Should such an exception be granted, we can apply waivers and exceptions to the controls, unique to that particular cloud landscape. There are already over 900 of those in place, and with everything based around “as-code”, we can integrate our tooling with an exception database to handle such exceptions at scale.
Coverage of the toolset will both deepen (more automation, increasingly higher up the stack and integration with other security processes that are part of SAP’s SecSDL) and widen (covering an increasing variety of cloud infrastructure for each cloud provider) in 2021, allowing developer teams to increasingly focus on the features and security of their own solution development and application stacks, while providing them with guardrails and tooling to get the basic cloud infrastructure right.
I’ve heard it said that “public cloud is more secure”. I would twist that a bit: public cloud has the potential to be more secure, and to achieve that state faster. It also has the potential to be much worse than data centers, not least due to its complexity and variation between the different providers, and often a lack of secure defaults. Multi cloud is not for everyone. As someone from the frontlines in cloud secops, I wouldn’t necessarily recommend it, unless you are of a size like us, where you can afford central teams of specialists. Consider the complexity involved and that you have to do everything you do for one provider also for each other platform you wish to support, at least until some sort of central tooling for public cloud emerges on the market that is provider-agnostic.

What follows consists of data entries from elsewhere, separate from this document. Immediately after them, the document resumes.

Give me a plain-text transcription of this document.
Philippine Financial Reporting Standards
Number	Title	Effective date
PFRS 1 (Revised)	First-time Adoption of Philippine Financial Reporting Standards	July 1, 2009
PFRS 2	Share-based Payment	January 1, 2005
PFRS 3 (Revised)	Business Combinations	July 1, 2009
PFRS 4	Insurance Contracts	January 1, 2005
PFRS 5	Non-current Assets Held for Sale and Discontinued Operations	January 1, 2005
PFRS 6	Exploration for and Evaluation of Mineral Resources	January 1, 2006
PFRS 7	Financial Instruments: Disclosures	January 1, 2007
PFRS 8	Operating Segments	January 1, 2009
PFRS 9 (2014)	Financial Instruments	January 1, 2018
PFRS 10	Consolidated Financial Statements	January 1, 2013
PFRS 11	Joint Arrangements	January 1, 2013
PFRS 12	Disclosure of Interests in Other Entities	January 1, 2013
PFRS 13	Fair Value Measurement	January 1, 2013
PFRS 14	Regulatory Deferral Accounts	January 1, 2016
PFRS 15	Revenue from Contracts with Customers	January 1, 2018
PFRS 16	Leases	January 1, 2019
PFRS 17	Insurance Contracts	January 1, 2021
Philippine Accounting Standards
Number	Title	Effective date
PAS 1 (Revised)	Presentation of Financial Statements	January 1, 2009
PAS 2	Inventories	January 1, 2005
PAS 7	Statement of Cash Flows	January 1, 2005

Having said that – if you have the capability and the resources, and the business reasons to do it – it’s been very rewarding for all involved to bring this toolset about in 2020, during what we can all agree has been a challenging year. SAP’s public cloud landscape is measurably better protected than it was a year ago, and we’re now in far better position to accommodate future growth.
Public cloud infrastructure security is not the whole story – there is of course a whole appsec side to this as well. But without a good baseline, appsec stands no chance. The more you adopt infrastructure-as-code and security/compliance controls-as-code practices, as part of a shift-left DevSecOps approach, the easier it also is to get cloud security right, and get it right at scale.